First we’re given those Your Pregnancy Week by Week roadmaps, and we get used to being told what our baby’s doing, how he’s developing, and what size fruit he is. Then the baby arrives, and the “helpful” emails continue, only now they’re about how your 3-week-old might be smiling by now or how most 4-month-olds are rolling over. We read the fine print at the bottom about how every baby develops at his own pace, and we know it’s true intellectually, but we don’t internalize it emotionally. We secretly want our bundle of joy to be an overachiever, or at least a middle-of-the-pack kid. If his development falls behind that month’s email guidelines, we fret. We can’t help ourselves.
But we know better, which is why when a researcher calls to survey mothers of babies younger than 18 months old, we answer “correctly,” not necessarily honestly. That’s the only way I can explain how 25 percent of moms surveyed say they don’t worry about how their child will progress developmentally, whereas just 9 percent of dads say they don’t worry.
And 64 percent of moms say they are “calm, cool and collected” about their child reaching developmental milestones, whereas only 43 percent of dads say they are all zen about their kid’s progression toward being a walking, talking, tantrum-prone toddler.
But perhaps the greatest evidence of skewed reality is shown by the “neurotic” numbers:  12 percent of dads label themselves “neurotic” when it comes to how much they worry about their child meeting proper developmental milestones. Know how many neurotic moms are out there, according to the survey? Only 1 percent.
Yeah, right.
Look I’m not saying all moms are anxious about their child’s development and second-guess their own approaches toward helping that development along. (Noooooo...) And I’m not saying dads aren’t interested in their baby’s development or that they’re not taking an active approach toward helping Junior learn how to sit up and eat with a spoon. In fact, I think they are much better at balancing realistic expectations with slightly irrational parental concern. But the online juggernaut Babycenter.com boasts that it reaches more than 8 million U.S. moms each month with its email updates on developmental milestones and other parenting-related articles and tips. Know how many dads it reaches? So few that it doesn’t even mention them.
We moms are arsenals of knowledge and anxiety. It’s our privilege, our job, our guilt-spewing cross to bear. And all that knowledge means we’re also smart enough to know we shouldn’t be neurotic, which is why only 1 percent of us is. Wink.

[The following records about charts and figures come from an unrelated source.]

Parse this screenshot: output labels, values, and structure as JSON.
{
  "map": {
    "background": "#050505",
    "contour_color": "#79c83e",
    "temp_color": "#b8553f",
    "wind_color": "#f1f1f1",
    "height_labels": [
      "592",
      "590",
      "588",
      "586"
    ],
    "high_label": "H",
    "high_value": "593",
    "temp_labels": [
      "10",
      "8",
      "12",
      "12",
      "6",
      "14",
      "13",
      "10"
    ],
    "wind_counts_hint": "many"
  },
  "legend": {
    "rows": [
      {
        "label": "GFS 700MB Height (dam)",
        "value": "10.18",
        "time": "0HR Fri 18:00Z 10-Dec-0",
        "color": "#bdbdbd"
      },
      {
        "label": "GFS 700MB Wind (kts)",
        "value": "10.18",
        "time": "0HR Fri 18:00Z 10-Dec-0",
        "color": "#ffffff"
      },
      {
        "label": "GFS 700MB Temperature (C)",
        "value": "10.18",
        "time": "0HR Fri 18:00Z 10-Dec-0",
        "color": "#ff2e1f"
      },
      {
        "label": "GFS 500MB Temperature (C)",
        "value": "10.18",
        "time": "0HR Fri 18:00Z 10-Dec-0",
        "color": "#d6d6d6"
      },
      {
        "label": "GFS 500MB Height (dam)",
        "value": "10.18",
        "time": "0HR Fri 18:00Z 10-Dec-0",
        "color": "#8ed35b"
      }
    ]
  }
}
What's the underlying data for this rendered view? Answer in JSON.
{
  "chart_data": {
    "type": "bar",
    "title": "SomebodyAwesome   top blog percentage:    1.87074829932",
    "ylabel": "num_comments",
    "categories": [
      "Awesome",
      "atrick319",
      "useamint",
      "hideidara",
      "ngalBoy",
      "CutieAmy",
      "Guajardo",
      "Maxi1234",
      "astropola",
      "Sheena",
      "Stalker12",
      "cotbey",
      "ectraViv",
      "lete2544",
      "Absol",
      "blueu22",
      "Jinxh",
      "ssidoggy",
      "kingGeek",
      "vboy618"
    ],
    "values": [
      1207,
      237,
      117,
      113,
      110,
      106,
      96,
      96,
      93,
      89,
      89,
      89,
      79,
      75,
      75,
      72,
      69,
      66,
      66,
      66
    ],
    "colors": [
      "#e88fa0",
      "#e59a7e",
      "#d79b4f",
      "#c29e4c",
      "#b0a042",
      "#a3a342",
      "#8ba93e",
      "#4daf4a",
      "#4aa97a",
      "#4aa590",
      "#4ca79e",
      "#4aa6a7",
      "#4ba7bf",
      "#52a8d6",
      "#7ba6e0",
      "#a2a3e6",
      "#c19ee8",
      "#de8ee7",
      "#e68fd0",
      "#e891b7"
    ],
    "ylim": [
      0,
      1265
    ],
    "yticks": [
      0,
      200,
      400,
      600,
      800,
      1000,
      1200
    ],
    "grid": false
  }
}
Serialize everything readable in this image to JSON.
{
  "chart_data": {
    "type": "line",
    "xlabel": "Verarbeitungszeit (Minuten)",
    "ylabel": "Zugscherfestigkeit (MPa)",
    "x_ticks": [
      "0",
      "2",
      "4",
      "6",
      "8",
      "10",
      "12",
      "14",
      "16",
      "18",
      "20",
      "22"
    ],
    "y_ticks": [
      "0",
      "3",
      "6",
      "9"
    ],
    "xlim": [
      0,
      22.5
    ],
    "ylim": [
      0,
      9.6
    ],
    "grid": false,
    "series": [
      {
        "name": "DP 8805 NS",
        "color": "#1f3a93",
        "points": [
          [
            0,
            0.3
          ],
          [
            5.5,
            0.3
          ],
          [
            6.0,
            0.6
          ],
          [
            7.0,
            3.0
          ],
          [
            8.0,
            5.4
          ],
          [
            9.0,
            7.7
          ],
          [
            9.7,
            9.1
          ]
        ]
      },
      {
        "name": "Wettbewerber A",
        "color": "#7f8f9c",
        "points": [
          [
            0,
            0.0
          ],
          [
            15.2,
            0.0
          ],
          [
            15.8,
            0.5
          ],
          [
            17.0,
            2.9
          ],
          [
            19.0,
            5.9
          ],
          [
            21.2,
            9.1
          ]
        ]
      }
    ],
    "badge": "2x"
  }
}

Robyn Passante is a freelance writer and mother of two young boys who are developing just fine, according to the latest Babycenter emails.

1 comment:

JJ said...

I'm one of the handful of dads who gets the BabyCenter emails, but I have to admit I stopped reading them a long time ago precisely because of the anxiety they were beginning to cause when Truman wasn't on their arbitrary developmental curve.

He's 9 months now and has only recently shown a passing interest in crawling, doesn't really care to eat solid foods other than yogurt and Baby Mum-Mums and always seems to be at least a month behind the other kids at daycare with his physical development.

And as long as the doctor keeps saying everything is cool at his check-ups, that's fine with me.